In the real world, this would be the sort of system that you'd activate as you enter the highway and disable once it's time to exit back to surface roads. However, the next step beyond exit-to-exit highway autonomy is a car that can drive itself on surface roads. Honda demonstrated this technology as well in a different vehicle outfitted with an array of forward cameras. The vehicle piloted itself around the R&D facility following the road, stopping at stop signs and intersections and making left and right-hand turns. 

Honda surface street autonomous prototype

A second prototype car featured a more advanced suite of sensors and cameras to demonstrate how the tech could be adapted for driving on surface roads.

Antuan Goodwin/Roadshow

The AI behind the cameras is able to detect road lane markers or, if there are no painted lines, the road's edge. The computer is constantly analyzing clues about its environment to make guesses on, for example, where the stopping point for an intersection is or where the center of the road is, even if unmarked.
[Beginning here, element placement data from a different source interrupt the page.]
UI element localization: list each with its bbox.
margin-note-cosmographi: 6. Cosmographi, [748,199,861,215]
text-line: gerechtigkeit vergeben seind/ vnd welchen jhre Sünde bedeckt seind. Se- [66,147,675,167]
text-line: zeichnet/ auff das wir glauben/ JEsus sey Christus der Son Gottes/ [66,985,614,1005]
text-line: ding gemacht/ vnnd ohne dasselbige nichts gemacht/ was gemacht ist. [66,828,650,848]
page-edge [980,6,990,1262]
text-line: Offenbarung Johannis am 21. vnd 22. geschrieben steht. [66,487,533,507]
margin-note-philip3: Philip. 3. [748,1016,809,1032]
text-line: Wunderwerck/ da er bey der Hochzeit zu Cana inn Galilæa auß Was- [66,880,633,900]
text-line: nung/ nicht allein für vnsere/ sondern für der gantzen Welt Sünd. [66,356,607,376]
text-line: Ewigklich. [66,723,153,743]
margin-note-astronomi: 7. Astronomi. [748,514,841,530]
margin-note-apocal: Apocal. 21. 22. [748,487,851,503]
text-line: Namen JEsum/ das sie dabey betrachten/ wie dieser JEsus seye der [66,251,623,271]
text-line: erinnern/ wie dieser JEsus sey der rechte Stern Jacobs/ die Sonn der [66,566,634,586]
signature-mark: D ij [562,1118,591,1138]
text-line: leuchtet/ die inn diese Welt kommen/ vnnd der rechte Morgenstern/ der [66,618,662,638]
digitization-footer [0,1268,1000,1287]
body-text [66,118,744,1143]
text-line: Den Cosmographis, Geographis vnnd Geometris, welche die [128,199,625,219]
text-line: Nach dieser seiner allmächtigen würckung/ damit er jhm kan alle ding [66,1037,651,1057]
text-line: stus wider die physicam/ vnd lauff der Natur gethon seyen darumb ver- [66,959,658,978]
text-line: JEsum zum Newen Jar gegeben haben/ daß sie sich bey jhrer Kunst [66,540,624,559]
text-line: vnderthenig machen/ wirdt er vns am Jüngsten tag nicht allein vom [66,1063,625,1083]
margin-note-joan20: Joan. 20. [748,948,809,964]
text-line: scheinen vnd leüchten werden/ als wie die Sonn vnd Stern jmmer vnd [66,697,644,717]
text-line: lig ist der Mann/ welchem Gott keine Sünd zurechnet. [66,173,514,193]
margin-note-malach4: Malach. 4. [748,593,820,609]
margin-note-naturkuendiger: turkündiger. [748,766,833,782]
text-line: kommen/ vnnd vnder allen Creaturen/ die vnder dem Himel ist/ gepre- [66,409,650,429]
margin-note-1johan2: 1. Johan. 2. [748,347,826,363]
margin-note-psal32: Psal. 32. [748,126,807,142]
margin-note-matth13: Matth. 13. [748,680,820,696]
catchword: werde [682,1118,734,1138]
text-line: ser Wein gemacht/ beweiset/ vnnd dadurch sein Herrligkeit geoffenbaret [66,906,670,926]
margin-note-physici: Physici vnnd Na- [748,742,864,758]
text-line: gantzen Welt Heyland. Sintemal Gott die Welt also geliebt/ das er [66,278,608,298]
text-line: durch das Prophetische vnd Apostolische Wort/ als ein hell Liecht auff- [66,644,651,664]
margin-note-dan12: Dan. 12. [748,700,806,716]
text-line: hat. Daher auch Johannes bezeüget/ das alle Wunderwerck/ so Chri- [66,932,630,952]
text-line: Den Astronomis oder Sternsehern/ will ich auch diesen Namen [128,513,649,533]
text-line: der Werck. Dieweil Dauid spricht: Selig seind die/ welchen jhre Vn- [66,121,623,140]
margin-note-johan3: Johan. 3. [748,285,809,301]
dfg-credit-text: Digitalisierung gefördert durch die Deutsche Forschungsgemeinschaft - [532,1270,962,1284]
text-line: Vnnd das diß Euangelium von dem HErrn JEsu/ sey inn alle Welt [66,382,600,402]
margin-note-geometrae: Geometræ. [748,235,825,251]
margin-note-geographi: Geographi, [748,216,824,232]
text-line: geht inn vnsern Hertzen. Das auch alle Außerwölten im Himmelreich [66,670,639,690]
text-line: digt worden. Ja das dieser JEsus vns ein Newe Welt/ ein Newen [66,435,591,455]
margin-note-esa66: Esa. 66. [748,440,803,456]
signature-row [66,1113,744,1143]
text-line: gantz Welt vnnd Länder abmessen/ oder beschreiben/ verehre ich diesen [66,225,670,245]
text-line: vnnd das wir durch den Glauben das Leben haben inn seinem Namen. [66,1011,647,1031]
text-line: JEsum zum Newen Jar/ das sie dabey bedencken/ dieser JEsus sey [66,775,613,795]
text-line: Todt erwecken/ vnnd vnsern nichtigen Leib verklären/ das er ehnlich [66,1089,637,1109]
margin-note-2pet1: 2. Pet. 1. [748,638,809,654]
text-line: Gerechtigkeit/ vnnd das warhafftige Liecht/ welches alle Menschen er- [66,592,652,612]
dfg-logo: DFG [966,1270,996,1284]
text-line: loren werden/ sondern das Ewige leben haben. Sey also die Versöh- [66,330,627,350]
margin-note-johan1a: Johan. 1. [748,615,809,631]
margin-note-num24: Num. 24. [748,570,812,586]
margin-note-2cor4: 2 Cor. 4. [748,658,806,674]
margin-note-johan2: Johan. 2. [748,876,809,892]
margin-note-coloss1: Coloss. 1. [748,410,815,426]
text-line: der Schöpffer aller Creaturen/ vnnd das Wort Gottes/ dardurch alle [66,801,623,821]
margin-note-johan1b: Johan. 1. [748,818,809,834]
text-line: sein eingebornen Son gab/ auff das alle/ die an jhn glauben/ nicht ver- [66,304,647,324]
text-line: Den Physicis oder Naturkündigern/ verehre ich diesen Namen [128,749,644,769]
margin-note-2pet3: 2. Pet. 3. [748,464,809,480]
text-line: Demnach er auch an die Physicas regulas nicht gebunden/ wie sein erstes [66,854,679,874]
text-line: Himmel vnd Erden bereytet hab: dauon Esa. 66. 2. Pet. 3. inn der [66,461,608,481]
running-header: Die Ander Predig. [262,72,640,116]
The system can also read street signs for speed limits, stop at stop signs and watch traffic lights. The short demonstration didn't involve any people or traffic, but Honda gave a peek at how they plan on tackling that as well. 

The cameras use machine learning to detect and predict the behavior of pedestrians and cars. For example, they detect the direction a human's head is pointing and use that as an indicator of where they're going to walk, since most of us tend to watch where we're going. It even knows when a person is staring at their cellphone and can take greater care. Using that information, the car should know whether or not a pedestrian standing curbside is waiting to cross and if it needs to stop to let them pass or just carefully make its way around them. 

The next steps 

Honda is planning to have its highway autonomous drive system in vehicles by the year 2020. I was pretty impressed with my demonstration and feel pretty confident that they'll hit that mark. They may not be the first -- other automakers have more aggressive goals and are already inching toward the mark with current vehicles -- but Honda will make it. 

The target for surface road autonomy is a more nebulous "sometime after that," with the final frontier of a car that can totally drive itself under nearly any circumstances (Level 4 autonomous) being 2025. Honda has stated that it is testing the waters of a potential partnership with Alphabet's Waymo autonomous driving division. They will work together toward that Level 4 goal, but details are lacking because the companies are still in the courtship phase.